Intervention de M'jid El Guerrab

Réunion du mercredi 20 janvier 2021 à 10h00
Commission des lois constitutionnelles, de la législation et de l'administration générale de la république

Photo issue du site de l'Assemblée nationale ou de WikipediaM'jid El Guerrab :

Nul besoin de rappeler l'importance, présente et future, de l'eau dans les grands enjeux géopolitiques du XXIe siècle. Le député des Français résidant en Afrique, que je suis, en sait quelque chose. Cette ressource est plus précieuse encore en milieu insulaire et lorsque les infrastructures sont vieillissantes.
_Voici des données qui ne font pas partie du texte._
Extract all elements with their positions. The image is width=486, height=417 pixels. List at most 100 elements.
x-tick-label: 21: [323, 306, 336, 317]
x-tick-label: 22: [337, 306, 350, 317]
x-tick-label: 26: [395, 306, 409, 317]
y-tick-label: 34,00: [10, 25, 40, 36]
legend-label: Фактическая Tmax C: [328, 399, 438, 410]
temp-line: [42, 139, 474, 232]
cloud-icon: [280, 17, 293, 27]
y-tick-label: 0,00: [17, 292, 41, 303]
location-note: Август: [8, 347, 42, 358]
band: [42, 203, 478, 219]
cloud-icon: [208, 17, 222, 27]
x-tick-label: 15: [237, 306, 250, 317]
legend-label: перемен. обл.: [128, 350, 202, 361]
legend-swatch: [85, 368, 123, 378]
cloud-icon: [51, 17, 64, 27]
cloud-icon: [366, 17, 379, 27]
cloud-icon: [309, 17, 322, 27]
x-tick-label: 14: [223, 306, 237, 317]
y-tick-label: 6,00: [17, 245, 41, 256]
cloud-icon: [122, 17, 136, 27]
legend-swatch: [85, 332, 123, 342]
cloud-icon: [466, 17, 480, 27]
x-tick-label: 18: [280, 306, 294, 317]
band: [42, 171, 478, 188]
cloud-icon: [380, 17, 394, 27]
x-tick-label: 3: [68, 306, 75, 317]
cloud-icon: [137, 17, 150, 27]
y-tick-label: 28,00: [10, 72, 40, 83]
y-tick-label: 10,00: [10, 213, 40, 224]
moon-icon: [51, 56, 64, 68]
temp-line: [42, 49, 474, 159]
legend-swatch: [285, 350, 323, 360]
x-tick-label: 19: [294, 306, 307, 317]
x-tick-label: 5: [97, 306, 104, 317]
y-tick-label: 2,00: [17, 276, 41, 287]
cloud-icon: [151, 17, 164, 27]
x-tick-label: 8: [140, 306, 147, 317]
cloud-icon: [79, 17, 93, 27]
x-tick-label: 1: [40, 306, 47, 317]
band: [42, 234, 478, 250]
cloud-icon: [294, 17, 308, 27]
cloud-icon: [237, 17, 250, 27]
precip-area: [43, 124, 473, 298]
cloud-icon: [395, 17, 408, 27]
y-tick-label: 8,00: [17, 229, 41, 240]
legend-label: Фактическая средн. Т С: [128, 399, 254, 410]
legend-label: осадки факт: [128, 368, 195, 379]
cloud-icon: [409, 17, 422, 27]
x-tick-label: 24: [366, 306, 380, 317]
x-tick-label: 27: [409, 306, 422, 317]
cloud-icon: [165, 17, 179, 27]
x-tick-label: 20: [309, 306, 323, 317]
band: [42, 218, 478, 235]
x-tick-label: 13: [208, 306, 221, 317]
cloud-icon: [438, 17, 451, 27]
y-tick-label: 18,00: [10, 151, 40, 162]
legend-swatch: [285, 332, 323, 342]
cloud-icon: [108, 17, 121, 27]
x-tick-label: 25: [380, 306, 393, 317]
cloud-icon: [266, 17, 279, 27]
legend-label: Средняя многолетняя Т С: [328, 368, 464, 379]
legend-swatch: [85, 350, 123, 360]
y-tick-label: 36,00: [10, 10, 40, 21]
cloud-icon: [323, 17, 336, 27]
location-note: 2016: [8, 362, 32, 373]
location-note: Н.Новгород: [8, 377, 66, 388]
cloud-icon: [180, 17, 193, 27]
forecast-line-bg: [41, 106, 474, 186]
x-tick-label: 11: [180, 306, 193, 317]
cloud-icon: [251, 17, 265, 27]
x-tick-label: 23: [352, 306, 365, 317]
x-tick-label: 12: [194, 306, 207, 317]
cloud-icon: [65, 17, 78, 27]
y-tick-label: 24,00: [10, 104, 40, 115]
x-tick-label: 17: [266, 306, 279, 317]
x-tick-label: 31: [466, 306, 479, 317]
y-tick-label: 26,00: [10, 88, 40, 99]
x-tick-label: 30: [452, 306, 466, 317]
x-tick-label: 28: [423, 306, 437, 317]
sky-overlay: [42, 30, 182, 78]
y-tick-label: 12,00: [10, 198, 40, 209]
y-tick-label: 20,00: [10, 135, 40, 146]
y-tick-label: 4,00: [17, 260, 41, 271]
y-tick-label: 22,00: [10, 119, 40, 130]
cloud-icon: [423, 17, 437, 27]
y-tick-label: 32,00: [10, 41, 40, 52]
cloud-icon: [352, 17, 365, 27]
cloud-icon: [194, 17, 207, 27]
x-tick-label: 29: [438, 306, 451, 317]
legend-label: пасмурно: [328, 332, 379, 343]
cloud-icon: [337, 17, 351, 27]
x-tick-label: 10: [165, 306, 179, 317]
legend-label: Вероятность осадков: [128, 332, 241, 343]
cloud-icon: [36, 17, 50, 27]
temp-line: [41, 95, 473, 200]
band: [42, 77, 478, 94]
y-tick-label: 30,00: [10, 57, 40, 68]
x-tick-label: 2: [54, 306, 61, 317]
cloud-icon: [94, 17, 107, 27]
En Guadeloupe, le service public de l'eau potable et de l'assainissement n'est pas à la hauteur de ce que nos compatriotes sont en droit d'attendre. Il présente des carences graves et structurelles qui entraînent des coupures fréquentes, d'ampleur et d'origine diverses. Ces difficultés de distribution sont exacerbées par la crise sanitaire. Le calendrier des « tours d'eau » censés pallier les coupures récurrentes n'est plus respecté et des secteurs entiers sont privés d'eau courante pendant plusieurs jours, voire plusieurs semaines.

La Guadeloupe est pourtant un territoire riche en eau, bénéficiant d'une pluviométrie élevée et de nombreuses rivières. Toutefois, la ressource est inégalement répartie sur l'archipel, la Basse-Terre représentant 90 % du volume d'eau prélevé, ce qui implique d'importantes infrastructures pour desservir la Grande-Terre et l'agglomération de Pointe-à-Pitre, centre économique du territoire. En 2016, la Guadeloupe a produit deux fois plus d'eau qu'elle n'en a consommé, mais le rendement de son réseau de distribution n'a été que de 50 % en moyenne, contre plus de 80 % au niveau national. Il est urgent d'agir et de rénover les équipements.

La résolution des dysfonctionnements administratifs et humains suppose une gouvernance forte, incompatible avec un paysage institutionnel éclaté. Les carences d'ordre technique ne peuvent être résorbées qu'au prix de lourds investissements ; les autorités organisatrices n'ont pas les capacités de les financer et les autres collectivités, au premier rang desquelles le département et la région, n'ont juridiquement pas vocation à y contribuer.

L'article 1er de la proposition de loi confie par conséquent la compétence à un syndicat unique mixte, composé du département et de la région Guadeloupe ainsi que de cinq communautés d'agglomération. Cet article est le fruit d'un long travail de concertation, engagé dès 2015. Nous pouvons nous réjouir que les établissements intercommunaux adhèrent à ce principe dans une quasi-unanimité.

L'article 2 permet d'associer la société civile à la supervision des activités du syndicat mixte en instituant une commission consultative. Ses membres pourront demander l'inscription à l'ordre du jour de toute proposition relative à l'amélioration des missions exercées par l'établissement. Alors qu'une certaine défiance envers la verticalité des décisions tend à s'installer, toute initiative visant à donner à la société civile voix au chapitre est bienvenue.

Nous devons préserver et entretenir cette ressource, ô combien vitale, source potentielle de tensions et de conflits entre nations. Antoine de Saint-Exupéry ne s'y était pas trompé en écrivant : « Eau, tu n'as ni goût, ni couleur, ni arôme, on ne peut pas te définir, on te goûte sans te connaître. Tu n'es pas nécessaire à la vie : tu es la vie. » J'ai toute confiance en l'expertise et la qualité du travail de fond de Mme Justine Benin. Le groupe Agir ensemble votera en faveur de la proposition de loi.